Mais, Dieu merci, il y aura toujours des gens qui prendront sur leur temps de loisir pour étudier, approfondir, gravir des pentes raides, même si cela implique l'apprentissage aride de plusieurs langues anciennes et modernes et la familiarité d'auteurs peu fréquentés en nos temps et sous nos latitudes, sans jouer à être quelque chose ou à se dire quelque chose, sans culte de la personnalité, sans en attendre aucune récompense mondaine, sans satisfaire aucune gloriole, et sans même bénéficier d'aucune gratitude ce ceux qu'ils ont aidés, plagiés et dénigrés par ceux-là mêmes qui ont fait appel à leur aide dans le passé. Dans le domaine orthodoxe, ils sont sans doute plusieurs dizaines dans les pays francophones, vivant à l'écart de la place publique - pour paraphraser Brassens. Jean-Louis Palierne les a évoqués dans
Mais où donc se cache l'Eglise orthodoxe?, et je leur rends hommage.

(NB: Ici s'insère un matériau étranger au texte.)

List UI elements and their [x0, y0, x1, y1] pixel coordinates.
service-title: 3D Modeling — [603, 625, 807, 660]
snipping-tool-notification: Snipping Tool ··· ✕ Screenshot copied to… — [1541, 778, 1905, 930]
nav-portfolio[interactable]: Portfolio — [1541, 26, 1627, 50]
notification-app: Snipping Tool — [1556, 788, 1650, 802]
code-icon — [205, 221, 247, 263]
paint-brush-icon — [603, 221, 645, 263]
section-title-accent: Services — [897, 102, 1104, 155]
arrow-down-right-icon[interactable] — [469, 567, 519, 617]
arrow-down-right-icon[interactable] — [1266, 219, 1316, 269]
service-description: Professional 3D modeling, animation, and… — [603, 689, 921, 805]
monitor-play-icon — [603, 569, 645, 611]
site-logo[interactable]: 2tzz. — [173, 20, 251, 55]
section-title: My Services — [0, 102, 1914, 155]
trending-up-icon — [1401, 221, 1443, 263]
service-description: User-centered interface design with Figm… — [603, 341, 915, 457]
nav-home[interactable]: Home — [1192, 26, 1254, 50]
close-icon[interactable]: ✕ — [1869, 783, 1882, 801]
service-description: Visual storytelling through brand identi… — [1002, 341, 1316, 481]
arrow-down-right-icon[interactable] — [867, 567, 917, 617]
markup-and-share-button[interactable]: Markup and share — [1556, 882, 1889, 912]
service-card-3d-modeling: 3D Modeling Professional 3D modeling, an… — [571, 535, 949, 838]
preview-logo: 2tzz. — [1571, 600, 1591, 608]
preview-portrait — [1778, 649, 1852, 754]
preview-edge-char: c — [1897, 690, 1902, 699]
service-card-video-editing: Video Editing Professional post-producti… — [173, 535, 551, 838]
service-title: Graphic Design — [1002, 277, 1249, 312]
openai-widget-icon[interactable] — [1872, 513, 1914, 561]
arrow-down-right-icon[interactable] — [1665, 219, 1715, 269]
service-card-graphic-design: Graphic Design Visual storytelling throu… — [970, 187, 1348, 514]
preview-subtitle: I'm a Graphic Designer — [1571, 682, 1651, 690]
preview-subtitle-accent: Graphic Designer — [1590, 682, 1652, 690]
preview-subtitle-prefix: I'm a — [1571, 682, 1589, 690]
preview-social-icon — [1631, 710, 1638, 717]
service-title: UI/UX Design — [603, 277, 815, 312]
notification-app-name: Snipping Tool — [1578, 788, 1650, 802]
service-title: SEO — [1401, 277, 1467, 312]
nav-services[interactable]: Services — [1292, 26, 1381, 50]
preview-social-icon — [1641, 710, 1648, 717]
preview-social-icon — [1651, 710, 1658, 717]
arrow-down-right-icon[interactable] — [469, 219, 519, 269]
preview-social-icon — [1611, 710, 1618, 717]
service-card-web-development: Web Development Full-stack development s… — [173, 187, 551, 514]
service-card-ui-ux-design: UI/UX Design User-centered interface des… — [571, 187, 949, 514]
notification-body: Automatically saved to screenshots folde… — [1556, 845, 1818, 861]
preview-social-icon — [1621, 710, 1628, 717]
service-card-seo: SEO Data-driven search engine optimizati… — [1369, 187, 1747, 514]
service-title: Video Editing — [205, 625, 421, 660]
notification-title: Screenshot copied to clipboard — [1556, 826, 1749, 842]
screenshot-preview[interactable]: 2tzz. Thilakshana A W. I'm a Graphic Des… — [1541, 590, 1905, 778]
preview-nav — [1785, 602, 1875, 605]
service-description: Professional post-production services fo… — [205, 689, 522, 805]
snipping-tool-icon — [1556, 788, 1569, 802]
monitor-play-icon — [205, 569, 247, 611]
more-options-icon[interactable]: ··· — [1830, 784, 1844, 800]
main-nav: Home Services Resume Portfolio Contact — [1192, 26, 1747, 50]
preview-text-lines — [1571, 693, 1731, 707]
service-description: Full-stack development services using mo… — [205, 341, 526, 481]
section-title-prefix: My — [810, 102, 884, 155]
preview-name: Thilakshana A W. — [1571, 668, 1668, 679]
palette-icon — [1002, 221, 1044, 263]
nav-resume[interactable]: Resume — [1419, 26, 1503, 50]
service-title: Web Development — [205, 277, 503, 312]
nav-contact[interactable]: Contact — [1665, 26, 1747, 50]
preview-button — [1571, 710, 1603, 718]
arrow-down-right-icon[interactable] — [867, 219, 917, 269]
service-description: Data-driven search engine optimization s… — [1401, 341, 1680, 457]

Notez que je veux bien être ouvert à tout. Je loue fort le métropolite Syméon de Budapest (Patriarcat de Bulgarie) lorsqu'il écrivait: "Là où l'israélite dispose de la Loi de Moïse pour découvrir le Christ, là où le bouddhiste demeure silencieux au seuil de l'ineffable, le musulman, au contraire, mêlant la transcendance sémitique au morcellement nestorien, profère le blasphème en réduisant le Dieu-Homme à l'avant-dernier prophète"(préface au tome 5 de la réédition de l'
Histoire de l'Eglise de l'archiprêtre Wladimir Guettée, Lavardac 1995), manière de dire que l'on peut en effet chercher des convergences avec ceux qui ne prennent pas position. Mais comment affirmer que l'accord existe sur un point quand les parties concernées, bien loin de demeurer silencieuses, ont fait à ce propos des affirmations incompatibles, inconciliables et diamétralement opposées?
En vérité, tout ceci reste pour moi un sujet d'étonnement permanent.